When the Rams took Pitt defensive tackle Aaron Donald 13th, that left eight slots remaining before the Eagles' selection, with both the top safeties – Alabama's Ha Ha Clinton-Dix and Louisville's Calvin Pryor – still on the board, along with Alabama linebacker C.J. Mosley, cornerbacks Kyle Fuller (from Virginia Tech) and Darqueze Dennard (Michigan State), and a gaggle of receivers, including USC's Marqise Lee, Florida State's Kelvin Benjamin and Oklahoma State's Brandin Cooks, all widely mocked to the Birds.

Fuller went with pick 14, to the Bears. The Steelers, who tend to know their linebackers, mildly surprised a lot of us with Ryan Shazier from Ohio State at 15. The scene was set for Dallas to take Manziel at 16, but the Cowboys went with Notre Dame guard-tackle Zack Martin. Then the Ravens grabbed Mosley.

At 18, the Jets took Pryor, who probably didn't fit the Eagles' system. So, three slots left, Clinton-Dix, Dennard, Lee and Cooks all on the board – along with, of course, Manziel.

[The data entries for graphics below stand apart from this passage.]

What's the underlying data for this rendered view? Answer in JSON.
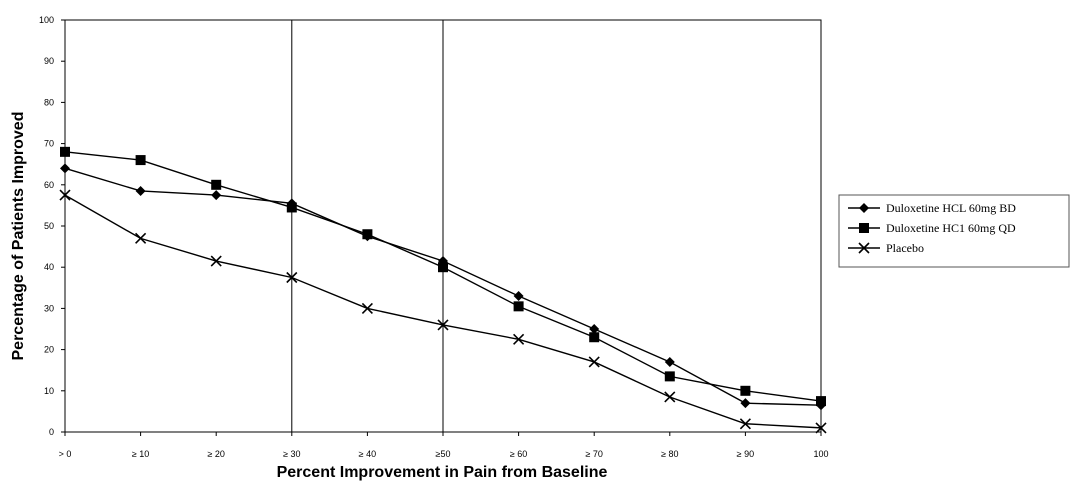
{
  "chart_data": {
    "type": "line",
    "title": "",
    "xlabel": "Percent Improvement in Pain from Baseline",
    "ylabel": "Percentage of Patients Improved",
    "categories": [
      "> 0",
      "≥ 10",
      "≥ 20",
      "≥ 30",
      "≥ 40",
      "≥50",
      "≥ 60",
      "≥ 70",
      "≥ 80",
      "≥ 90",
      "100"
    ],
    "ylim": [
      0,
      100
    ],
    "yticks": [
      "0",
      "10",
      "20",
      "30",
      "40",
      "50",
      "60",
      "70",
      "80",
      "90",
      "100"
    ],
    "grid": false,
    "reference_lines_at": [
      "≥ 30",
      "≥50"
    ],
    "legend_position": "right",
    "series": [
      {
        "name": "Duloxetine HCL 60mg BD",
        "marker": "diamond",
        "values": [
          64,
          58.5,
          57.5,
          55.5,
          47.5,
          41.5,
          33,
          25,
          17,
          7,
          6.5
        ]
      },
      {
        "name": "Duloxetine HC1 60mg QD",
        "marker": "square",
        "values": [
          68,
          66,
          60,
          54.5,
          48,
          40,
          30.5,
          23,
          13.5,
          10,
          7.5
        ]
      },
      {
        "name": "Placebo",
        "marker": "x",
        "values": [
          57.5,
          47,
          41.5,
          37.5,
          30,
          26,
          22.5,
          17,
          8.5,
          2,
          1
        ]
      }
    ]
  }
}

Miami then surprised us with offensive tackle Ja'Wuan James from Tennessee. Two slots left before 22. New Orleans traded up from 27 to 20 and nabbed Cooks. Only Green Bay left. Most people had Clinton-Dix as the top-rated safety in the draft, particularly in coverage, pretty much exactly what the Eagles' defense needs. He joked with reporters in New York Wednesday about wanting the Birds to trade up to draft him. Could he really be sitting there at 22?

Nope. The Packers took Clinton-Dix. And the Eagles traded down with Cleveland.

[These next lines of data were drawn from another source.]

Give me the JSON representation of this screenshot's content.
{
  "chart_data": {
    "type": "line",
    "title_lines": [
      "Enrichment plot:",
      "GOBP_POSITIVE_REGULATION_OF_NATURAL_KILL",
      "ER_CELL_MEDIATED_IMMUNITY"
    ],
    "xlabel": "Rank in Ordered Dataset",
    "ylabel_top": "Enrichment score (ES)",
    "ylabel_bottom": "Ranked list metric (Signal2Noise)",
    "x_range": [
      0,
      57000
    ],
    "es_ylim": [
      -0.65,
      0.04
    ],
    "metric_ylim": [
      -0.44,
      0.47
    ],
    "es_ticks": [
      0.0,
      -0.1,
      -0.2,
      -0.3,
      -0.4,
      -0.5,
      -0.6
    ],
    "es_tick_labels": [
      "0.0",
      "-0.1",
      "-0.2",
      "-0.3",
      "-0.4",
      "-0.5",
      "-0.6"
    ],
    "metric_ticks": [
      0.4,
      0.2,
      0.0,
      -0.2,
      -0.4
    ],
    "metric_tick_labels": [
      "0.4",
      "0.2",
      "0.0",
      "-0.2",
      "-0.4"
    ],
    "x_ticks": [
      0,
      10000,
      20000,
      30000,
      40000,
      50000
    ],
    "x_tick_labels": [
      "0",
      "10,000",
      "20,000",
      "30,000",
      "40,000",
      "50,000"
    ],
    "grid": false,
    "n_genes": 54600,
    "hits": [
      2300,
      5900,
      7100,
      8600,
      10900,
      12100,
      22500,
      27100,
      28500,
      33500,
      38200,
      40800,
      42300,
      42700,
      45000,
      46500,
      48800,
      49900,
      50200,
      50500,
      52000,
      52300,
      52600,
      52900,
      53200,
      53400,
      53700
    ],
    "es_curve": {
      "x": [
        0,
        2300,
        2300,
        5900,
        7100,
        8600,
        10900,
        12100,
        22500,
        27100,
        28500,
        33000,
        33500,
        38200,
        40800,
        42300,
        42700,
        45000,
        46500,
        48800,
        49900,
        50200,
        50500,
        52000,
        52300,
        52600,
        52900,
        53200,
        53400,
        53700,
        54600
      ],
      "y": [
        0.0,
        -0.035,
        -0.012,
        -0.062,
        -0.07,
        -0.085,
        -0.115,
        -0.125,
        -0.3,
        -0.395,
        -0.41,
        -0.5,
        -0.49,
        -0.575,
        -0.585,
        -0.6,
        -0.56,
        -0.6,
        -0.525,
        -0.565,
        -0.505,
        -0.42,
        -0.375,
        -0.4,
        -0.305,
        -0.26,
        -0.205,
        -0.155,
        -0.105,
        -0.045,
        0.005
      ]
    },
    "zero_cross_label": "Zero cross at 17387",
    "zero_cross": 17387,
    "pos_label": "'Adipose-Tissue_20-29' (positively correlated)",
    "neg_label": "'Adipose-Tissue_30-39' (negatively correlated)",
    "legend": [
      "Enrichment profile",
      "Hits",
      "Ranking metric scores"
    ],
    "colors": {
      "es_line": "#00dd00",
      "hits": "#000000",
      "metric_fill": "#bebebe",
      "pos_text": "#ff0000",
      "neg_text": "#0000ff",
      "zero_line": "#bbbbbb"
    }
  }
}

Kelly said there were about six players the Birds had in mind at 22, and all were gone by the time the pick arrived. He dodged a question about whether Cooks was one of the six, which probably means he was. One might think, if you really wanted one of those six, maybe you could have traded up a spot or two, but Kelly pointed out the Eagles' small cache of picks and said giving up a third-rounder to swap with New Orleans, which was what the Saints wanted, was too rich. Green Bay presumably was not going to give up a chance to draft Clinton-Dix.

"Unfortunately for us, there were other people in the league who liked the same six guys we did," Kelly said.

Kelly said there was a lot of interest in the 22nd pick because of "the quarterback situation."

Andy Reid and the Chiefs took Auburn edge rusher Dee Ford at 23, then the Bengals plucked Dennard 24th. San Diego took another corner, TCU's Justin Verrett, who lacks the length the Eagles covet.

Most fans probably thought then they were getting Lee, who went undrafted last night, or Benjamin, who went 28th to Carolina. Instead, they listened to the announcement of Smith, and to analysts calling their team's pick a reach. Of course, the same people thought defensive end/linebacker Bruce Irvin was a reach at 15th overall for Seattle in 2012, and Irvin is a star for the team that just won the Super Bowl. But Eagles fans are more familiar with Jon Harris, the 1997 Eagles' first-round selection, 25th overall, who was considered a third-round prospect by everyone except then-coach Ray Rhodes, and turned out to be not even that good.

Smith is scheduled to meet the media in person at NovaCare at 4 p.m.today. The Eagles' three picks tonight are 54th overall in the second round, then 83rd and 86th in the third. The draft concludes with the final four rounds tomorrow.